This afternoon in the sauna I was chatting with a friend about pets and commented that the only pet I’ve had in the past sixty years was a parrot in the late 70’s in DC—while I was living in the Four Belles at Logan Circle. Its name was Lorro, which is Spanish for “parrot” and a masculine noun. However, we called it “she,” though Lorro never laid any eggs… It’s not always easy to determine the gender of a bird, especially a yellow-headed Amazonian.
Lorro was originally my housemate Charles’ pet, but he had a way of losing interest in his whims and wound up giving me the bird, so to speak. It proved to be very little work being a parrot-master as long as I kept the food coming, and she was pleasant company hanging around on her cage in the parlor in the round bay by our ancient (unplayable) Bechstein piano. Lorro had a penchant for talking to herself.
According to Charles, she was raised in a simple Mexican family, which made sense because Lorro had a whole routine of a crying baby and a concerned mother trying to calm it with a lullaby (in Spanish). In addition, she’d sing snatches of Mexican revolutionary songs apparently learned from the radio. Over time the lyrics got a bit garbled.
I guess my voice was too low for Lorro to care for, but she quickly learned to laugh (giggle) just like me. It was weird to be in the dining room and hear myself burst into peals of laughter in the parlor. She also had an unnerving talent for mimicking the veritable symphony of sirens one heard every night there in our epicenter of the slum, now epicenter of chic. She was right on key doing the sirens of the police, fire-engines, and ambulances, and with my laughter mixed in, it sounded rather mad.
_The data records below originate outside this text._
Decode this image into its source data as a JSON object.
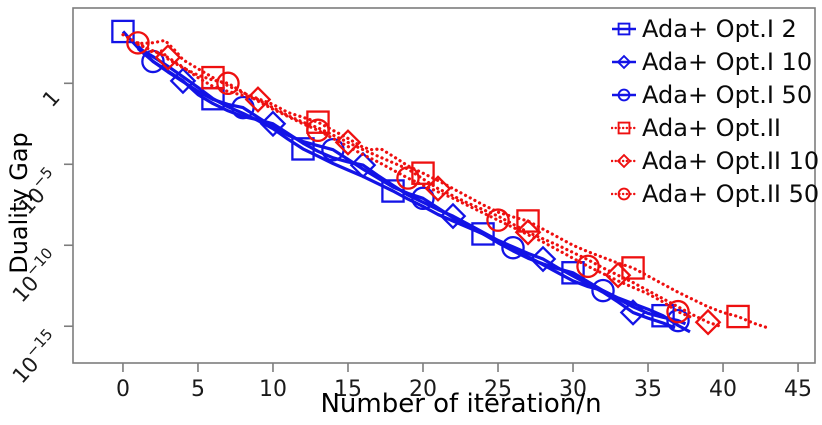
{
  "chart_data": {
    "type": "line",
    "title": "",
    "xlabel": "Number of iteration/n",
    "ylabel": "Duality Gap",
    "yscale": "log",
    "grid": false,
    "legend_position": "upper right",
    "xlim": [
      -3.33,
      46.13
    ],
    "ylog_lim": [
      -17.27,
      4.65
    ],
    "xticks": [
      0,
      5,
      10,
      15,
      20,
      25,
      30,
      35,
      40,
      45
    ],
    "yticks": [
      {
        "base": "1",
        "exp": "",
        "log": 0
      },
      {
        "base": "10",
        "exp": "−5",
        "log": -5
      },
      {
        "base": "10",
        "exp": "−10",
        "log": -10
      },
      {
        "base": "10",
        "exp": "−15",
        "log": -15
      }
    ],
    "colors": {
      "opt1_blue": "#1313e6",
      "opt2_red": "#ee1010",
      "axis": "#7d7d7d",
      "text": "#1a1a1a"
    },
    "series": [
      {
        "name": "Ada+ Opt.I 2",
        "color": "#1313e6",
        "marker": "square",
        "linestyle": "solid",
        "points": [
          [
            0,
            3.2
          ],
          [
            1,
            2.2
          ],
          [
            2,
            1.65
          ],
          [
            3,
            1.05
          ],
          [
            4,
            0.4
          ],
          [
            5,
            -0.25
          ],
          [
            6,
            -0.95
          ],
          [
            7,
            -1.45
          ],
          [
            8,
            -1.85
          ],
          [
            9,
            -2.3
          ],
          [
            10,
            -2.8
          ],
          [
            11,
            -3.45
          ],
          [
            12,
            -4.05
          ],
          [
            13,
            -4.5
          ],
          [
            14,
            -4.95
          ],
          [
            15,
            -5.35
          ],
          [
            16,
            -5.75
          ],
          [
            17,
            -6.2
          ],
          [
            18,
            -6.65
          ],
          [
            19,
            -7.15
          ],
          [
            20,
            -7.6
          ],
          [
            21,
            -8.1
          ],
          [
            22,
            -8.5
          ],
          [
            23,
            -8.9
          ],
          [
            24,
            -9.3
          ],
          [
            25,
            -9.85
          ],
          [
            26,
            -10.35
          ],
          [
            27,
            -10.8
          ],
          [
            28,
            -11.15
          ],
          [
            29,
            -11.45
          ],
          [
            30,
            -11.7
          ],
          [
            31,
            -12.25
          ],
          [
            32,
            -12.8
          ],
          [
            33,
            -13.25
          ],
          [
            34,
            -13.6
          ],
          [
            35,
            -13.95
          ],
          [
            36,
            -14.35
          ],
          [
            37,
            -14.95
          ],
          [
            37.8,
            -15.35
          ]
        ],
        "marker_points": [
          [
            0,
            3.2
          ],
          [
            6,
            -0.95
          ],
          [
            12,
            -4.05
          ],
          [
            18,
            -6.65
          ],
          [
            24,
            -9.3
          ],
          [
            30,
            -11.7
          ],
          [
            36,
            -14.35
          ]
        ]
      },
      {
        "name": "Ada+ Opt.I 10",
        "color": "#1313e6",
        "marker": "diamond",
        "linestyle": "solid",
        "points": [
          [
            1,
            2.15
          ],
          [
            2,
            1.35
          ],
          [
            3,
            0.75
          ],
          [
            4,
            0.15
          ],
          [
            5,
            -0.7
          ],
          [
            6,
            -1.25
          ],
          [
            7,
            -1.7
          ],
          [
            8,
            -2.05
          ],
          [
            9,
            -2.25
          ],
          [
            10,
            -2.5
          ],
          [
            11,
            -3.1
          ],
          [
            12,
            -3.7
          ],
          [
            13,
            -4.2
          ],
          [
            14,
            -4.6
          ],
          [
            15,
            -4.85
          ],
          [
            16,
            -5.05
          ],
          [
            17,
            -5.7
          ],
          [
            18,
            -6.3
          ],
          [
            19,
            -6.9
          ],
          [
            20,
            -7.35
          ],
          [
            21,
            -7.8
          ],
          [
            22,
            -8.2
          ],
          [
            23,
            -8.7
          ],
          [
            24,
            -9.2
          ],
          [
            25,
            -9.7
          ],
          [
            26,
            -10.1
          ],
          [
            27,
            -10.5
          ],
          [
            28,
            -10.85
          ],
          [
            29,
            -11.4
          ],
          [
            30,
            -11.9
          ],
          [
            31,
            -12.4
          ],
          [
            32,
            -12.9
          ],
          [
            33,
            -13.5
          ],
          [
            34,
            -14.15
          ],
          [
            35,
            -14.5
          ],
          [
            36,
            -14.8
          ],
          [
            36.8,
            -15.1
          ]
        ],
        "marker_points": [
          [
            4,
            0.15
          ],
          [
            10,
            -2.5
          ],
          [
            16,
            -5.05
          ],
          [
            22,
            -8.2
          ],
          [
            28,
            -10.85
          ],
          [
            34,
            -14.15
          ]
        ]
      },
      {
        "name": "Ada+ Opt.I 50",
        "color": "#1313e6",
        "marker": "circle",
        "linestyle": "solid",
        "points": [
          [
            1,
            2.3
          ],
          [
            2,
            1.35
          ],
          [
            3,
            0.7
          ],
          [
            4,
            0.1
          ],
          [
            5,
            -0.5
          ],
          [
            6,
            -1.0
          ],
          [
            7,
            -1.3
          ],
          [
            8,
            -1.5
          ],
          [
            9,
            -2.1
          ],
          [
            10,
            -2.7
          ],
          [
            11,
            -3.2
          ],
          [
            12,
            -3.6
          ],
          [
            13,
            -3.85
          ],
          [
            14,
            -4.1
          ],
          [
            15,
            -4.7
          ],
          [
            16,
            -5.3
          ],
          [
            17,
            -5.85
          ],
          [
            18,
            -6.4
          ],
          [
            19,
            -6.8
          ],
          [
            20,
            -7.1
          ],
          [
            21,
            -7.7
          ],
          [
            22,
            -8.3
          ],
          [
            23,
            -8.8
          ],
          [
            24,
            -9.3
          ],
          [
            25,
            -9.75
          ],
          [
            26,
            -10.15
          ],
          [
            27,
            -10.7
          ],
          [
            28,
            -11.2
          ],
          [
            29,
            -11.7
          ],
          [
            30,
            -12.2
          ],
          [
            31,
            -12.55
          ],
          [
            32,
            -12.8
          ],
          [
            33,
            -13.3
          ],
          [
            34,
            -13.8
          ],
          [
            35,
            -14.2
          ],
          [
            36,
            -14.45
          ],
          [
            37,
            -14.65
          ],
          [
            37.5,
            -14.85
          ]
        ],
        "marker_points": [
          [
            2,
            1.35
          ],
          [
            8,
            -1.5
          ],
          [
            14,
            -4.1
          ],
          [
            20,
            -7.1
          ],
          [
            26,
            -10.15
          ],
          [
            32,
            -12.8
          ],
          [
            37,
            -14.65
          ]
        ]
      },
      {
        "name": "Ada+ Opt.II",
        "color": "#ee1010",
        "marker": "square",
        "linestyle": "dotted",
        "points": [
          [
            0,
            3.0
          ],
          [
            1,
            2.45
          ],
          [
            2,
            2.5
          ],
          [
            2.8,
            2.65
          ],
          [
            3.5,
            2.0
          ],
          [
            4,
            1.45
          ],
          [
            5,
            0.9
          ],
          [
            6,
            0.35
          ],
          [
            7,
            -0.15
          ],
          [
            8,
            -0.6
          ],
          [
            9,
            -0.95
          ],
          [
            10,
            -1.3
          ],
          [
            11,
            -1.8
          ],
          [
            12,
            -2.1
          ],
          [
            13,
            -2.4
          ],
          [
            14,
            -2.9
          ],
          [
            15,
            -3.4
          ],
          [
            16,
            -3.95
          ],
          [
            16.6,
            -4.1
          ],
          [
            17.2,
            -4.05
          ],
          [
            18,
            -4.5
          ],
          [
            19,
            -5.1
          ],
          [
            20,
            -5.55
          ],
          [
            21,
            -6.0
          ],
          [
            22,
            -6.5
          ],
          [
            23,
            -7.0
          ],
          [
            24,
            -7.5
          ],
          [
            25,
            -7.95
          ],
          [
            26,
            -8.25
          ],
          [
            27,
            -8.5
          ],
          [
            28,
            -9.0
          ],
          [
            29,
            -9.5
          ],
          [
            30,
            -10.0
          ],
          [
            31,
            -10.4
          ],
          [
            32,
            -10.75
          ],
          [
            33,
            -11.1
          ],
          [
            34,
            -11.4
          ],
          [
            35,
            -11.9
          ],
          [
            36,
            -12.4
          ],
          [
            37,
            -12.9
          ],
          [
            38,
            -13.35
          ],
          [
            39,
            -13.8
          ],
          [
            40,
            -14.15
          ],
          [
            41,
            -14.4
          ],
          [
            42,
            -14.8
          ],
          [
            43,
            -15.1
          ]
        ],
        "marker_points": [
          [
            6,
            0.35
          ],
          [
            13,
            -2.4
          ],
          [
            20,
            -5.55
          ],
          [
            27,
            -8.5
          ],
          [
            34,
            -11.4
          ],
          [
            41,
            -14.4
          ]
        ]
      },
      {
        "name": "Ada+ Opt.II 10",
        "color": "#ee1010",
        "marker": "diamond",
        "linestyle": "dotted",
        "points": [
          [
            1,
            2.4
          ],
          [
            2,
            2.0
          ],
          [
            3,
            1.6
          ],
          [
            4,
            1.0
          ],
          [
            5,
            0.35
          ],
          [
            6,
            -0.2
          ],
          [
            7,
            -0.5
          ],
          [
            8,
            -0.75
          ],
          [
            9,
            -1.0
          ],
          [
            10,
            -1.5
          ],
          [
            11,
            -2.0
          ],
          [
            12,
            -2.4
          ],
          [
            13,
            -2.75
          ],
          [
            14,
            -3.2
          ],
          [
            15,
            -3.65
          ],
          [
            16,
            -4.1
          ],
          [
            17,
            -4.5
          ],
          [
            18,
            -4.9
          ],
          [
            19,
            -5.3
          ],
          [
            20,
            -5.9
          ],
          [
            21,
            -6.5
          ],
          [
            22,
            -6.95
          ],
          [
            23,
            -7.4
          ],
          [
            24,
            -7.8
          ],
          [
            25,
            -8.2
          ],
          [
            26,
            -8.7
          ],
          [
            27,
            -9.2
          ],
          [
            28,
            -9.6
          ],
          [
            29,
            -10.0
          ],
          [
            30,
            -10.45
          ],
          [
            31,
            -10.9
          ],
          [
            32,
            -11.4
          ],
          [
            33,
            -11.85
          ],
          [
            34,
            -12.3
          ],
          [
            35,
            -12.8
          ],
          [
            36,
            -13.3
          ],
          [
            37,
            -13.8
          ],
          [
            38,
            -14.3
          ],
          [
            39,
            -14.75
          ],
          [
            39.8,
            -15.0
          ]
        ],
        "marker_points": [
          [
            3,
            1.6
          ],
          [
            9,
            -1.0
          ],
          [
            15,
            -3.65
          ],
          [
            21,
            -6.5
          ],
          [
            27,
            -9.2
          ],
          [
            33,
            -11.85
          ],
          [
            39,
            -14.75
          ]
        ]
      },
      {
        "name": "Ada+ Opt.II 50",
        "color": "#ee1010",
        "marker": "circle",
        "linestyle": "dotted",
        "points": [
          [
            1,
            2.5
          ],
          [
            2,
            1.9
          ],
          [
            2.6,
            2.0
          ],
          [
            3,
            1.5
          ],
          [
            4,
            0.95
          ],
          [
            5,
            0.5
          ],
          [
            6,
            0.2
          ],
          [
            7,
            0.0
          ],
          [
            8,
            -0.55
          ],
          [
            9,
            -1.1
          ],
          [
            10,
            -1.6
          ],
          [
            11,
            -2.05
          ],
          [
            12,
            -2.5
          ],
          [
            13,
            -2.9
          ],
          [
            14,
            -3.4
          ],
          [
            15,
            -3.9
          ],
          [
            16,
            -4.4
          ],
          [
            17,
            -4.85
          ],
          [
            18,
            -5.35
          ],
          [
            19,
            -5.85
          ],
          [
            20,
            -6.3
          ],
          [
            21,
            -6.7
          ],
          [
            22,
            -7.1
          ],
          [
            23,
            -7.55
          ],
          [
            24,
            -8.0
          ],
          [
            25,
            -8.45
          ],
          [
            26,
            -8.9
          ],
          [
            27,
            -9.35
          ],
          [
            28,
            -9.8
          ],
          [
            29,
            -10.3
          ],
          [
            30,
            -10.8
          ],
          [
            31,
            -11.3
          ],
          [
            32,
            -11.75
          ],
          [
            33,
            -12.2
          ],
          [
            34,
            -12.6
          ],
          [
            35,
            -13.0
          ],
          [
            36,
            -13.5
          ],
          [
            37,
            -14.1
          ],
          [
            38,
            -14.5
          ]
        ],
        "marker_points": [
          [
            1,
            2.5
          ],
          [
            7,
            0.0
          ],
          [
            13,
            -2.9
          ],
          [
            19,
            -5.85
          ],
          [
            25,
            -8.45
          ],
          [
            31,
            -11.3
          ],
          [
            37,
            -14.1
          ]
        ]
      }
    ]
  }
}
Unfortunately, Lorro was a bit developmentally disabled. For some reason she never grew true flight feathers in her wings, and what tried to grow, she assiduously pulled out. Vets said there was nothing we could do… That’s why she just hung around on her cage, singing, laughing, and blaring her sirens. Sometimes I’d take her out riding on my bicycle: As we rolled down the avenue, she’d sit on the basket and flap her stubby wings, shrieking at the top of her lungs.
I think it was the fall of 1979 when Charles went on an extended trip round the ruins of Guatemala. While he was away, I got up one morning to find Lorro lying on the parlor floor as dead as a doornail. Assuming she’d had a heart attack or some such, I mourned and tried to figure out what to do with her corpse till Charles’ return from the jungles (which, by the way, played a large role in his manic “nervous breakdown” that winter).
The solution I came up with was to wrap her gently in plastic wrap and put her in the freezer. To be thorough, I also put the book on parrot care in there with her. When Charles got back, he didn’t want to deal with funerals and anyway quickly proceeded to lose his mind. Over the next year we wound up having to sell the Four Belles, and the new owners inherited a frozen parrot and book on parrot care. I often wonder what they thought when they opened that freezer.